Les relations interpersonnelles ? Les autres ? Qui sont ces autres ? Des gens qu’on apprécie, d’autres qui nous voient réagir à notre manière coutumière, d’autres encore avec qui l’on aimerait bien vivre une certaine qualité relationnelle (réciprocité, amitié, confiance, tendresse, sexualité…) ? Selon les circonstances, ce pourrait être aussi bien des gens de notre famille, de nos connaissances diverses (milieu professionnel, voisinage ou autres) que des inconnus. Et, à bien des égards, les personnes qui retiennent ainsi notre attention aujourd’hui en rappellent d’autres connues dans le passé. Ne l’avons-nous jamais remarqué ?

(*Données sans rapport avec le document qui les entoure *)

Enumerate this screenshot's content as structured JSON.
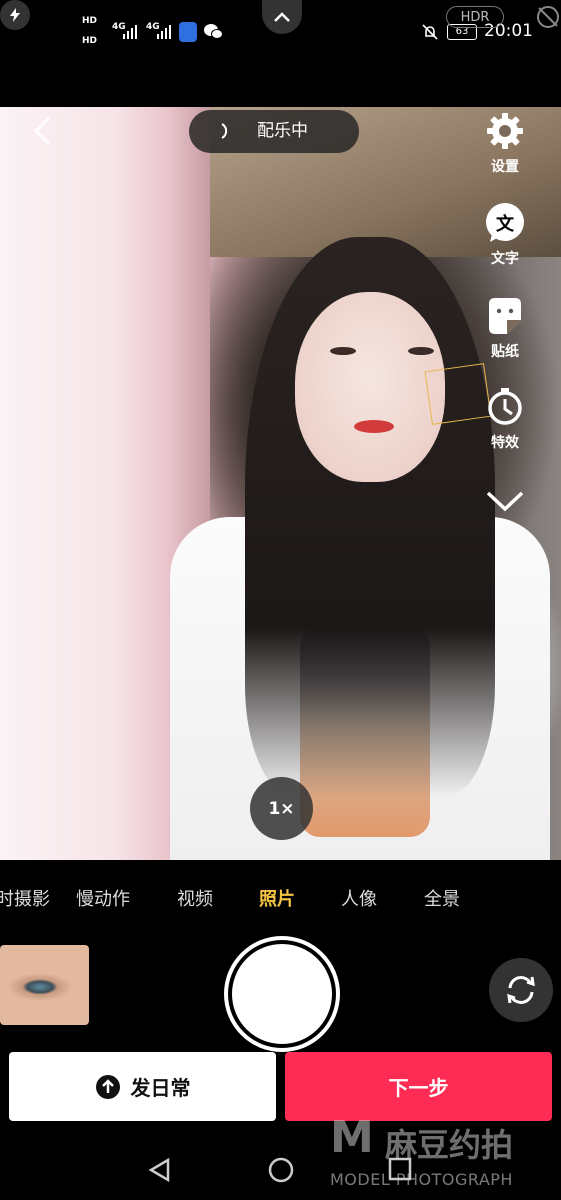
{
  "status_bar": {
    "hd1": "HD",
    "hd2": "HD",
    "sig1": "4G",
    "sig2": "4G",
    "battery": "63",
    "time": "20:01"
  },
  "camera_top": {
    "hdr_label": "HDR",
    "music_label": "配乐中"
  },
  "side_tools": [
    {
      "label": "设置"
    },
    {
      "label": "文字",
      "glyph": "文"
    },
    {
      "label": "贴纸"
    },
    {
      "label": "特效"
    }
  ],
  "zoom": "1×",
  "modes": [
    {
      "label": "时摄影"
    },
    {
      "label": "慢动作"
    },
    {
      "label": "视频"
    },
    {
      "label": "照片",
      "active": true
    },
    {
      "label": "人像"
    },
    {
      "label": "全景"
    }
  ],
  "buttons": {
    "daily": "发日常",
    "next": "下一步"
  },
  "watermark": {
    "letter": "M",
    "cn": "麻豆约拍",
    "en": "MODEL PHOTOGRAPH"
  },
  "colors": {
    "accent": "#fe2c55",
    "active_mode": "#f4c542"
  }
}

Il est probable (ou souhaitable) que nous connaissions également des gens avec qui la relation est facile, agréable, voire enrichissante, et il n’y a vraisemblablement pas lieu de s’y arrêter ici, si ce n’est pour vérifier si nous apprécions suffisamment ces relations. Nous sommes prompts à déplorer tant de choses, incluant d’ailleurs celles qui n’existent qu’à travers notre interprétation, mais nous permettons-nous aussi de reconnaître et d’apprécier vraiment le bon qu’il nous est donné de vivre ? On ignore que l’appréciation du bon tend à le faire fructifier, la résistance au pénible faisant de même fructifier le pénible (elle l’empire). Cette règle s’applique à toute chose et bien sûr également aux relations…
Enfant, nous nous sommes sentis traités d’une certaine manière (sujet de mon livre, « Le regard qui transforme ») et il en est résulté tout un conditionnement, fait de ce que nous n’avons pas pu évacuer sur le plan émotionnel, ainsi que des conclusions bien sûr erronées, des comportements qui nous desservent, etc. Ce conditionnement est principalement une blessure ou… des blessures.
Nous allons avoir peur d’être traités encore et toujours de cette même façon, tenter de faire ce qu’il faut (croit-on) pour ne pas l’être, chercher à démentir ce que nous croyons à notre sujet. Nous voulons aussi, en quelque sorte, régler des comptes. Alors, avec qui allons-nous pratiquer ? Avec les autres ! Y a-t-il dans votre entourage quelqu’un (aujourd’hui, ce peut être cette personne-ci, c’en était une autre « hier »), quelqu’un :
Par qui vous vous sentez négligé, délaissé ou bien qui ne vous aide pas ?
Qui a tendance à se moquer de vous, à vous rabaisser ou bien qui contrarie les moments où vous voulez vous faire plaisir ?
Qui vous harcelle, qui vous accapare ou bien qui ne vous accorde pas d’attention ?
Qui vous repousse, qui vous dit non ou bien qui ne vous écoute simplement pas ?
Qui ne vous accorde pas de place, qui vous en accorde en fonction de ses seuls besoins ou bien qui ne veut pas vous faire plaisir ?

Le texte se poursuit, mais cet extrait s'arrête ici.